Publicado em 16/06/2026
Foto: Nycolle Damacena
Por Redação
A pesquisa de vitimização apresentada no Tribunal de Contas do Estado do Acre (TCE-AC) foi coordenada pelo professor Dr. Ermício Sena, da Universidade Federal do Acre (Ufac), e desenvolvida pelo grupo de pesquisa Sujeitos, Ações e Percepções: Grupo de Pesquisa em Violência e Conflitualidades, liderado pela professora Dra. Marissol Brandt.
Segundo Ermício Sena, o levantamento tem como principal objetivo identificar a chamada “cifra obscura” da criminalidade, ou seja, os casos de violência e crimes que não chegam ao conhecimento das autoridades por meio de registros oficiais.

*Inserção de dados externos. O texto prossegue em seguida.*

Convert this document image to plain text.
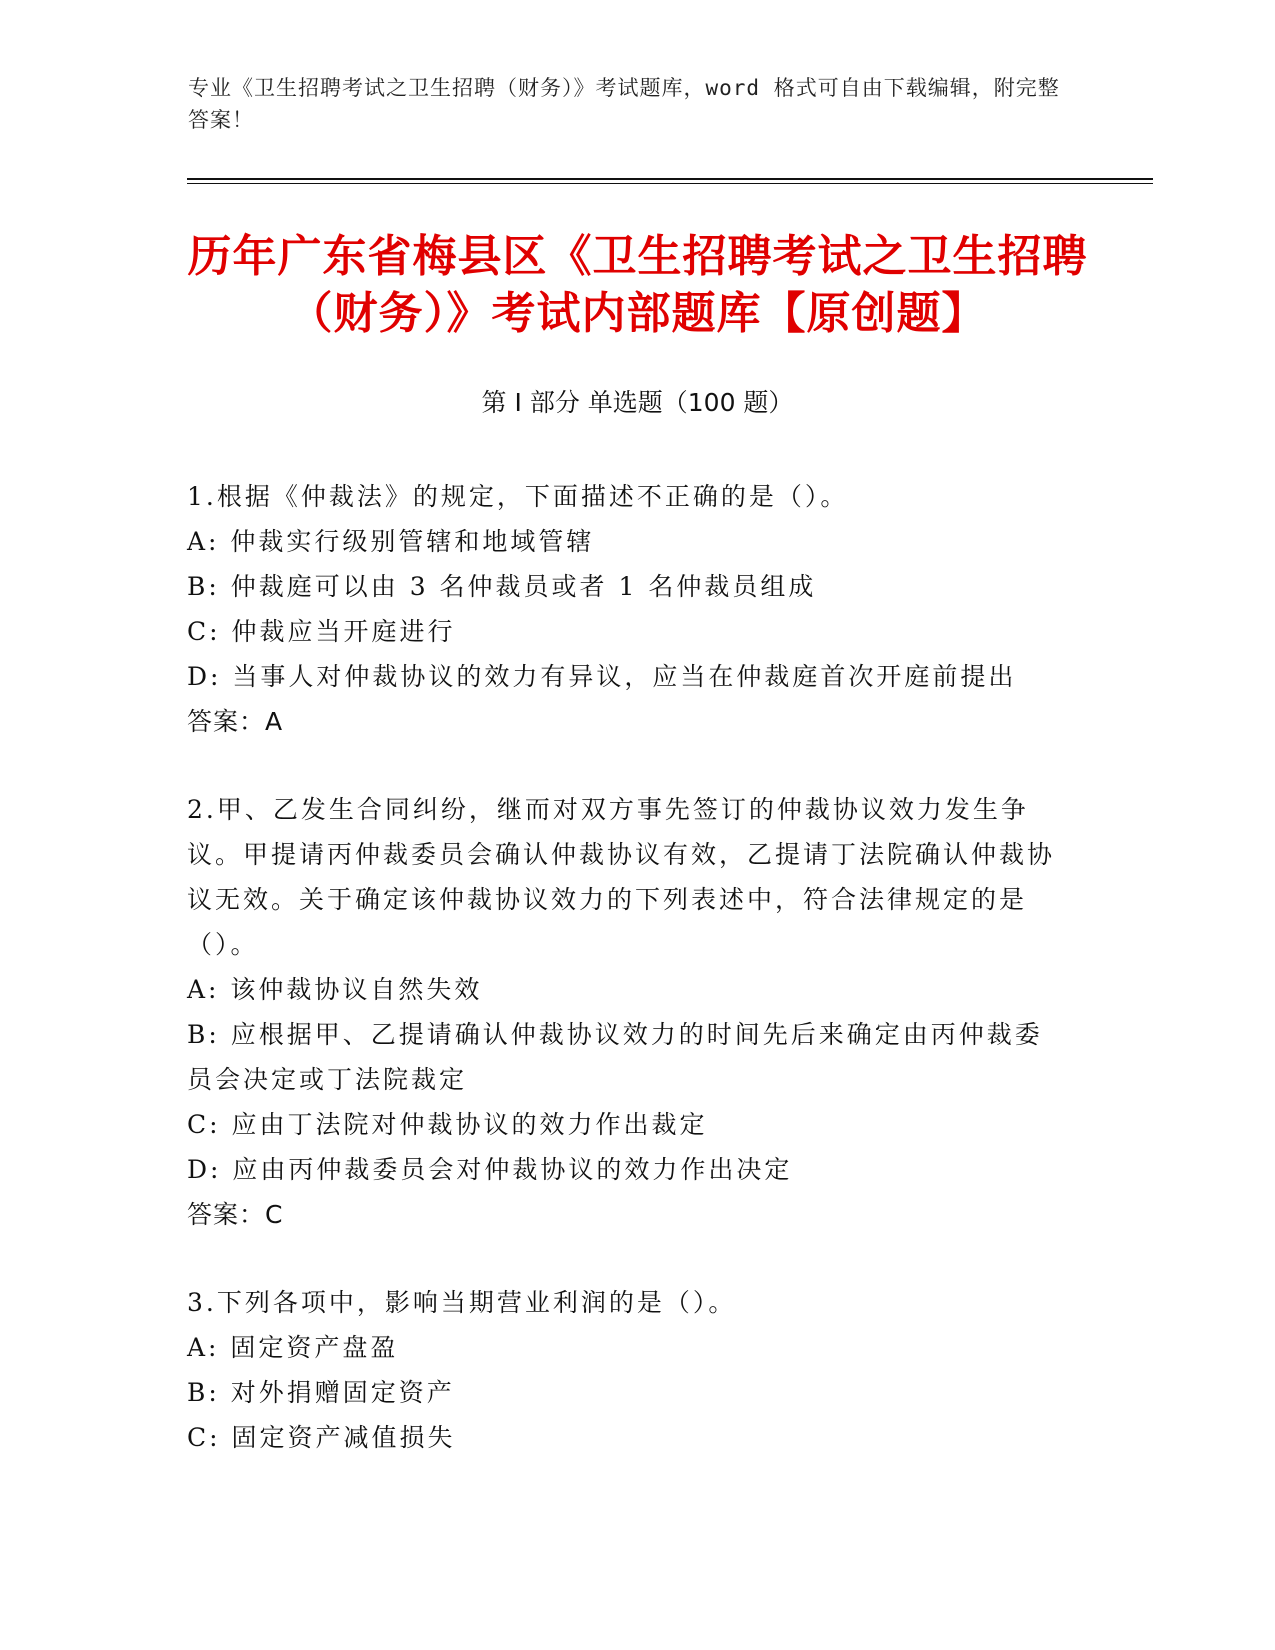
专业《卫生招聘考试之卫生招聘（财务）》考试题库，word 格式可自由下载编辑，附完整答案！
历年广东省梅县区《卫生招聘考试之卫生招聘（财务）》考试内部题库【原创题】
第 I 部分 单选题（100 题）

1.根据《仲裁法》的规定，下面描述不正确的是（）。

A: 仲裁实行级别管辖和地域管辖

B: 仲裁庭可以由 3 名仲裁员或者 1 名仲裁员组成

C: 仲裁应当开庭进行

D: 当事人对仲裁协议的效力有异议，应当在仲裁庭首次开庭前提出

答案：A

2.甲、乙发生合同纠纷，继而对双方事先签订的仲裁协议效力发生争议。甲提请丙仲裁委员会确认仲裁协议有效，乙提请丁法院确认仲裁协议无效。关于确定该仲裁协议效力的下列表述中，符合法律规定的是（）。

A: 该仲裁协议自然失效

B: 应根据甲、乙提请确认仲裁协议效力的时间先后来确定由丙仲裁委员会决定或丁法院裁定

C: 应由丁法院对仲裁协议的效力作出裁定

D: 应由丙仲裁委员会对仲裁协议的效力作出决定

答案：C

3.下列各项中，影响当期营业利润的是（）。

A: 固定资产盘盈

B: 对外捐赠固定资产

C: 固定资产减值损失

“A pesquisa busca compreender aquilo que está escondido dos dados oficiais. Muitas vítimas deixam de registrar ocorrências por acreditarem que o problema não será resolvido ou que a situação pode se agravar. Conhecer essa realidade é fundamental para diagnosticar a segurança pública e a percepção de insegurança da população”, explicou.
A presidente do TCE-AC, conselheira Dulce Benício, destacou a importância dos dados para a formulação de políticas públicas mais eficazes de combate à violência.
“Precisamos ampliar esse debate e garantir que os orçamentos públicos contemplem ações efetivas para enfrentar essa violência que muitas vezes permanece invisível. Os dados apresentados ajudam a compreender um problema complexo que afeta diretamente a sociedade”, afirmou.
Pesquisa ouviu 800 moradores
O estudo foi contratado pela Ufac e executado pelo Instituto Pesquisas de Opinião (IPO), por meio da Fundação de Apoio e Desenvolvimento ao Ensino, Pesquisa e Extensão Universitária no Acre. Esta é a primeira pesquisa de vitimização realizada em uma cidade acreana.
Ao todo, foram entrevistados 800 moradores maiores de 16 anos, distribuídos pelas dez regionais de Rio Branco, entre os dias 24 de fevereiro e 6 de abril deste ano. A margem de erro é de 3,5 pontos percentuais e o nível de confiança é de 95%.
Além de mapear ocorrências de violência e criminalidade, o levantamento analisou a sensação de segurança da população, a confiança nas instituições e a avaliação dos serviços prestados pelas polícias Civil e Militar.
Segundo o relatório, a pesquisa incorporou indicadores voltados a temas emergentes, como violência doméstica, crimes digitais e percepção de justiça, oferecendo uma base mais ampla para orientar políticas públicas de segurança.
Passo importante para a segurança pública
Os resultados apontam que, em média, apenas 27,8% das vítimas registram boletim de ocorrência após sofrer algum crime.
Entre os delitos com menor índice de registro estão o constrangimento por insinuação de cunho sexual, os casos de discriminação e as fraudes praticadas pela internet. Já os crimes com maior percentual de notificação às autoridades são furto de veículo, agressão física e roubo de objetos de valor.
Para o sociólogo e especialista em segurança pública Marcos Rolim, um dos responsáveis pela pesquisa, o estudo representa um avanço importante para o Acre.
“A maioria das vítimas, no Brasil e em outros países, não registra ocorrência policial, inclusive em casos graves. Por isso, pesquisas de vitimização são ferramentas fundamentais para compreender a realidade da criminalidade e auxiliar os gestores e as forças de segurança na tomada de decisões”, destacou.
Além de Rolim e Marissol Brandt, participaram do debate o professor Marcos Montysuma, da Universidade Federal de Santa Catarina (UFSC), e o professor Francisco Alves Neto, da Ufac, responsável pela mediação do encontro.
Desafios para o futuro
O relatório aponta que Rio Branco enfrenta desafios importantes relacionados à segurança pública, entre eles a elevada percepção de violência, a concentração da insegurança em áreas mais vulneráveis e o crescimento dos crimes digitais.
Entre as prioridades indicadas pelo estudo estão a redução das desigualdades territoriais na segurança, o fortalecimento da presença do Estado em regiões vulneráveis, o aumento da confiança da população nas forças de segurança, o aprimoramento das estratégias de combate aos crimes cibernéticos e a ampliação das políticas públicas voltadas à proteção das mulheres vítimas de violência.
Os pesquisadores avaliam que os dados servirão como instrumento estratégico para monitorar tendências, qualificar o debate público e orientar ações mais eficazes de prevenção e enfrentamento da criminalidade em Rio Branco.